As part of many climate and environmental initiatives, French MPs voted to not allow domestic airline flights on routes that can be traveled by direct train in less than two and a half hours.
The moratorium, a watered-down version of a central proposal from President Emmanuel Macron's citizens' climate conference, was introduced after a tense debate in the Assemblée Nationale over the weekend.
Short internal flights from Orly airport, south of Paris, to Nantes and Bordeaux, among other destinations, will be discontinued. In contrast, connection flights from Charles de Gaulle/Roissy airport, north of Paris, will begin.
Macron's climate commission had previously advised that all flights between French destinations be canceled if a direct train journey of less than four hours was available.
After heavy opposition from some regions and Air France-KLM, which, like other airlines, has been severely impacted by local and international Covid-19 travel bans, it was limited to two and a half hours.
Negotations
The French government agreed to a €7 billion loan for AF-KLM a year ago because such internal flights are discontinued; however, the decree would exclude low-cost carriers from serving the prohibited domestic routes.
Benjamin Smith, the CEO of Air France-KLM, has stated that the airline is committed to cutting the number of domestic routes in France by 40% by the end of this year.
"We choose two and a half hours because four hours threatens to isolate landlocked areas, including the greater Massif Central, which would be inequitable," Transport Minister Jean-Baptiste Djebbari told MPs.

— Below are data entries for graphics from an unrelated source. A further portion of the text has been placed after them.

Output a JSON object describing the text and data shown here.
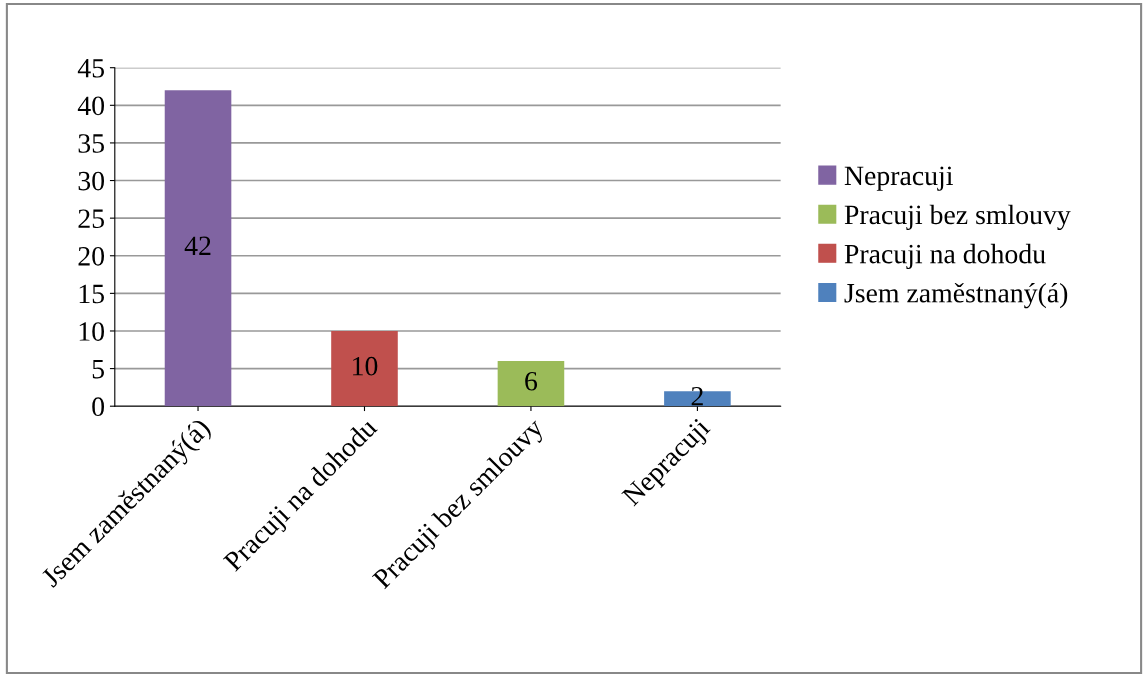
{
  "chart_data": {
    "type": "bar",
    "categories": [
      "Jsem zaměstnaný(á)",
      "Pracuji na dohodu",
      "Pracuji bez smlouvy",
      "Nepracuji"
    ],
    "series": [
      {
        "name": "Nepracuji",
        "color": "#8064a2",
        "values": [
          42,
          null,
          null,
          null
        ]
      },
      {
        "name": "Pracuji bez smlouvy",
        "color": "#9bbb59",
        "values": [
          null,
          null,
          6,
          null
        ]
      },
      {
        "name": "Pracuji na dohodu",
        "color": "#c0504d",
        "values": [
          null,
          10,
          null,
          null
        ]
      },
      {
        "name": "Jsem zaměstnaný(á)",
        "color": "#4f81bd",
        "values": [
          null,
          null,
          null,
          2
        ]
      }
    ],
    "ylim": [
      0,
      45
    ],
    "yticks": [
      0,
      5,
      10,
      15,
      20,
      25,
      30,
      35,
      40,
      45
    ],
    "grid": "y",
    "legend": "right",
    "data_labels": true
  }
}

Despite bipartisan resistance, the measure was approved as part of an environment and adaptation law. The action would have a "disproportionate human expense," according to Socialist MP Jol Aviragnet, who warned of work cuts in the airline industry. Some members of parliament, including those from the Green Party, argued that watering down the climate convention's recommendation rendered the measure useless.
Preemptive Measures
The measure had been "emptied," according to Mathilde Panot of the hard-left La France Insoumise. At the same time, her colleague Danièle Obono said that keeping the four-hour threshold would have enabled routes that "emit the most greenhouse gases" to be halted.
The French consumer group UFC-Que Choisir had urged MPs to keep the four-hour recommendation and give the new legislation "some substance while guarantees that SNCF would not take advantage of the potential to unnecessarily inflate costs or degrade rail service."
"The Covid-19 pandemic is worsening pre-existing environmental and social problems. It must cause us to reconsider our health plans to meet the burden of potential infectious-related health crises."
Comparing Planes to Trains
It went on to say that prohibiting domestic flights if a direct train option with a travel time of less than four hours existed would have a "real effect" on lowering CO2 emissions while having no negative impact on travel times or costs.
"On these lines, the plane emits 77 times more CO2 per passenger than the train, even though the train is cheaper and the time difference is just 40 minutes," the report said. "Our research reveals that the government's option is designed to deplete the measure's content."
In the official order, the exact routes that will be halted will be mentioned. Flights can proceed from Paris to Nice, which takes about six hours by rail, and Toulouse takes four hours by train.
Similar Initiatives
Other countries will be keeping a close eye on France's latest legislation. Last June, Austria's conservative-green coalition government imposed a €30 surcharge on airline fares for flights of less than 217 miles (350 kilometers), as well as a moratorium on domestic flights that could be completed in less than three hours by rail.
Meanwhile, the Netherlands has been attempting to ban short domestic flights since June 2013. Dutch MPs voted in 2019 to prohibit flights between Amsterdam's Schiphol airport and Brussels' Zaventem airport, a distance of 93 miles. However, the ban was not enforced because it was deemed to violate European Commission free-movement regulations.